Energiewende: Australien wird zur Wasserstoff-Nabelschnur der Welt

In gigantischen Solar- und Windparks wird Australien bald den Energieträger der Zukunft, Wasserstoff, herstellen. Deutschland will sich einen Teil sichern - weil es muss.

Artikel von Wolfgang Kempkens veröffentlicht am
Die Sapphire Wind Farm im Osten Australiens: Auf dem fünften Kontinent sollen sehr bald noch viel mehr Wind- und Solaranlagen entstehen.
Die Sapphire Wind Farm im Osten Australiens: Auf dem fünften Kontinent sollen sehr bald noch viel mehr Wind- und Solaranlagen entstehen. (Bild: CWP Global)

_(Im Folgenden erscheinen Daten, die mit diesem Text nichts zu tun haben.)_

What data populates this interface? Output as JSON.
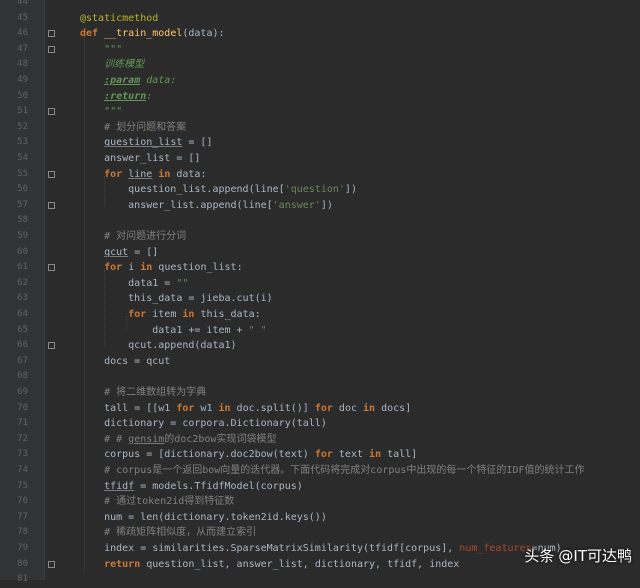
{
  "editor": {
    "lines": [
      {
        "n": "44",
        "t": [
          {
            "s": ""
          }
        ]
      },
      {
        "n": "45",
        "t": [
          {
            "s": "@staticmethod",
            "c": "dec"
          }
        ]
      },
      {
        "n": "46",
        "t": [
          {
            "s": "def ",
            "c": "kw"
          },
          {
            "s": "__train_model",
            "c": "fn"
          },
          {
            "s": "(data):"
          }
        ]
      },
      {
        "n": "47",
        "t": [
          {
            "s": "    \"\"\"",
            "c": "doc"
          }
        ]
      },
      {
        "n": "48",
        "t": [
          {
            "s": "    训练模型",
            "c": "doc"
          }
        ]
      },
      {
        "n": "49",
        "t": [
          {
            "s": "    ",
            "c": "doc"
          },
          {
            "s": ":param",
            "c": "doctag"
          },
          {
            "s": " data:",
            "c": "doc"
          }
        ]
      },
      {
        "n": "50",
        "t": [
          {
            "s": "    ",
            "c": "doc"
          },
          {
            "s": ":return",
            "c": "doctag"
          },
          {
            "s": ":",
            "c": "doc"
          }
        ]
      },
      {
        "n": "51",
        "t": [
          {
            "s": "    \"\"\"",
            "c": "doc"
          }
        ]
      },
      {
        "n": "52",
        "t": [
          {
            "s": "    # 划分问题和答案",
            "c": "cm"
          }
        ]
      },
      {
        "n": "53",
        "t": [
          {
            "s": "    "
          },
          {
            "s": "question_list",
            "c": "ul"
          },
          {
            "s": " = []"
          }
        ]
      },
      {
        "n": "54",
        "t": [
          {
            "s": "    answer_list = []"
          }
        ]
      },
      {
        "n": "55",
        "t": [
          {
            "s": "    "
          },
          {
            "s": "for ",
            "c": "kw"
          },
          {
            "s": "line",
            "c": "ul"
          },
          {
            "s": " in ",
            "c": "kw"
          },
          {
            "s": "data:"
          }
        ]
      },
      {
        "n": "56",
        "t": [
          {
            "s": "        question_list.append(line["
          },
          {
            "s": "'question'",
            "c": "str"
          },
          {
            "s": "])"
          }
        ]
      },
      {
        "n": "57",
        "t": [
          {
            "s": "        answer_list.append(line["
          },
          {
            "s": "'answer'",
            "c": "str"
          },
          {
            "s": "])"
          }
        ]
      },
      {
        "n": "58",
        "t": [
          {
            "s": ""
          }
        ]
      },
      {
        "n": "59",
        "t": [
          {
            "s": "    # 对问题进行分词",
            "c": "cm"
          }
        ]
      },
      {
        "n": "60",
        "t": [
          {
            "s": "    "
          },
          {
            "s": "qcut",
            "c": "ul"
          },
          {
            "s": " = []"
          }
        ]
      },
      {
        "n": "61",
        "t": [
          {
            "s": "    "
          },
          {
            "s": "for ",
            "c": "kw"
          },
          {
            "s": "i "
          },
          {
            "s": "in ",
            "c": "kw"
          },
          {
            "s": "question_list:"
          }
        ]
      },
      {
        "n": "62",
        "t": [
          {
            "s": "        data1 = "
          },
          {
            "s": "\"\"",
            "c": "str"
          }
        ]
      },
      {
        "n": "63",
        "t": [
          {
            "s": "        this_data = jieba.cut(i)"
          }
        ]
      },
      {
        "n": "64",
        "t": [
          {
            "s": "        "
          },
          {
            "s": "for ",
            "c": "kw"
          },
          {
            "s": "item "
          },
          {
            "s": "in ",
            "c": "kw"
          },
          {
            "s": "this_data:"
          }
        ]
      },
      {
        "n": "65",
        "t": [
          {
            "s": "            data1 += item + "
          },
          {
            "s": "\" \"",
            "c": "str"
          }
        ]
      },
      {
        "n": "66",
        "t": [
          {
            "s": "        qcut.append(data1)"
          }
        ]
      },
      {
        "n": "67",
        "t": [
          {
            "s": "    docs = qcut"
          }
        ]
      },
      {
        "n": "68",
        "t": [
          {
            "s": ""
          }
        ]
      },
      {
        "n": "69",
        "t": [
          {
            "s": "    # 将二维数组转为字典",
            "c": "cm"
          }
        ]
      },
      {
        "n": "70",
        "t": [
          {
            "s": "    tall = [[w1 "
          },
          {
            "s": "for ",
            "c": "kw"
          },
          {
            "s": "w1 "
          },
          {
            "s": "in ",
            "c": "kw"
          },
          {
            "s": "doc.split()] "
          },
          {
            "s": "for ",
            "c": "kw"
          },
          {
            "s": "doc "
          },
          {
            "s": "in ",
            "c": "kw"
          },
          {
            "s": "docs]"
          }
        ]
      },
      {
        "n": "71",
        "t": [
          {
            "s": "    dictionary = corpora.Dictionary(tall)"
          }
        ]
      },
      {
        "n": "72",
        "t": [
          {
            "s": "    # # ",
            "c": "cm"
          },
          {
            "s": "gensim",
            "c": "cm ul"
          },
          {
            "s": "的doc2bow实现词袋模型",
            "c": "cm"
          }
        ]
      },
      {
        "n": "73",
        "t": [
          {
            "s": "    corpus = [dictionary.doc2bow(text) "
          },
          {
            "s": "for ",
            "c": "kw"
          },
          {
            "s": "text "
          },
          {
            "s": "in ",
            "c": "kw"
          },
          {
            "s": "tall]"
          }
        ]
      },
      {
        "n": "74",
        "t": [
          {
            "s": "    # corpus是一个返回bow向量的迭代器。下面代码将完成对corpus中出现的每一个特征的IDF值的统计工作",
            "c": "cm"
          }
        ]
      },
      {
        "n": "75",
        "t": [
          {
            "s": "    "
          },
          {
            "s": "tfidf",
            "c": "ul"
          },
          {
            "s": " = models.TfidfModel(corpus)"
          }
        ]
      },
      {
        "n": "76",
        "t": [
          {
            "s": "    # 通过token2id得到特征数",
            "c": "cm"
          }
        ]
      },
      {
        "n": "77",
        "t": [
          {
            "s": "    num = len(dictionary.token2id.keys())"
          }
        ]
      },
      {
        "n": "78",
        "t": [
          {
            "s": "    # 稀疏矩阵相似度，从而建立索引",
            "c": "cm"
          }
        ]
      },
      {
        "n": "79",
        "t": [
          {
            "s": "    index = similarities.SparseMatrixSimilarity(tfidf[corpus], "
          },
          {
            "s": "num_features",
            "c": "param"
          },
          {
            "s": "=num)"
          }
        ]
      },
      {
        "n": "80",
        "t": [
          {
            "s": "    "
          },
          {
            "s": "return ",
            "c": "kw"
          },
          {
            "s": "question_list, answer_list, dictionary, tfidf, index"
          }
        ]
      },
      {
        "n": "81",
        "t": [
          {
            "s": ""
          }
        ]
      }
    ],
    "fold_markers": [
      "46",
      "47",
      "51",
      "55",
      "57",
      "61",
      "66",
      "80"
    ]
  },
  "watermark": {
    "prefix": "头条",
    "handle": "@IT可达鸭"
  }
}
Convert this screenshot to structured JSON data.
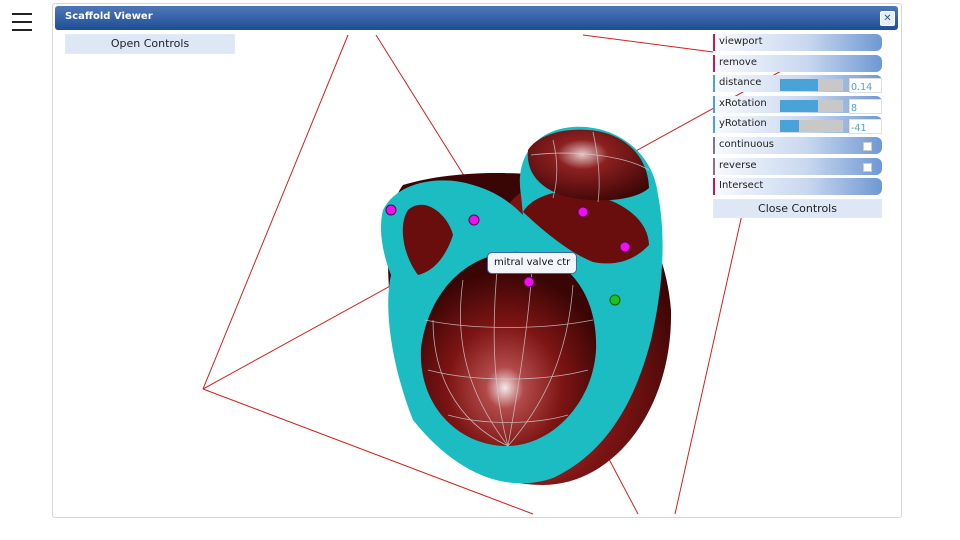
{
  "window": {
    "title": "Scaffold Viewer",
    "close_glyph": "✕"
  },
  "controls": {
    "open_label": "Open Controls",
    "close_label": "Close Controls",
    "items": [
      {
        "label": "viewport",
        "type": "folder"
      },
      {
        "label": "remove",
        "type": "folder"
      },
      {
        "label": "distance",
        "type": "number",
        "value": "0.14",
        "fill": 0.6
      },
      {
        "label": "xRotation",
        "type": "number",
        "value": "8",
        "fill": 0.6
      },
      {
        "label": "yRotation",
        "type": "number",
        "value": "-41",
        "fill": 0.3
      },
      {
        "label": "continuous",
        "type": "boolean",
        "checked": false
      },
      {
        "label": "reverse",
        "type": "boolean",
        "checked": false
      },
      {
        "label": "Intersect",
        "type": "folder"
      }
    ]
  },
  "tooltip": {
    "label": "mitral valve ctr"
  },
  "colors": {
    "surface": "#6a0d0d",
    "cut": "#1bbcc2",
    "marker": "#ee11ee",
    "marker_alt": "#1ec21e",
    "plane": "#d52020"
  },
  "icons": {
    "menu": "hamburger-menu-icon"
  }
}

Die Welt giert nach grünem Wasserstoff, der ohne Emissionen hergestellt wird. Gigantische Mengen werden benötigt. Allein Deutschland braucht laut dem Bundesministerium für Bildung und Forschung (BMBF) viele Millionen Tonnen pro Jahr. Nur einen relativ kleinen Teil kann Deutschland selbst produzieren, weil das Wind- und Sonnenangebot hierzulande bei weitem nicht ausreicht.

Inhalt:
  1. Energiewende: Australien wird zur Wasserstoff-Nabelschnur der Welt
  2. Wie Wasserstoff am besten transportiert wird

Der Rest muss dem BMBF zufolge importiert werden. Hier bietet sich als Hersteller Australien an, das sich anschickt, weltweites Produktions- und Verteilzentrum für grünen Wasserstoff zu werden.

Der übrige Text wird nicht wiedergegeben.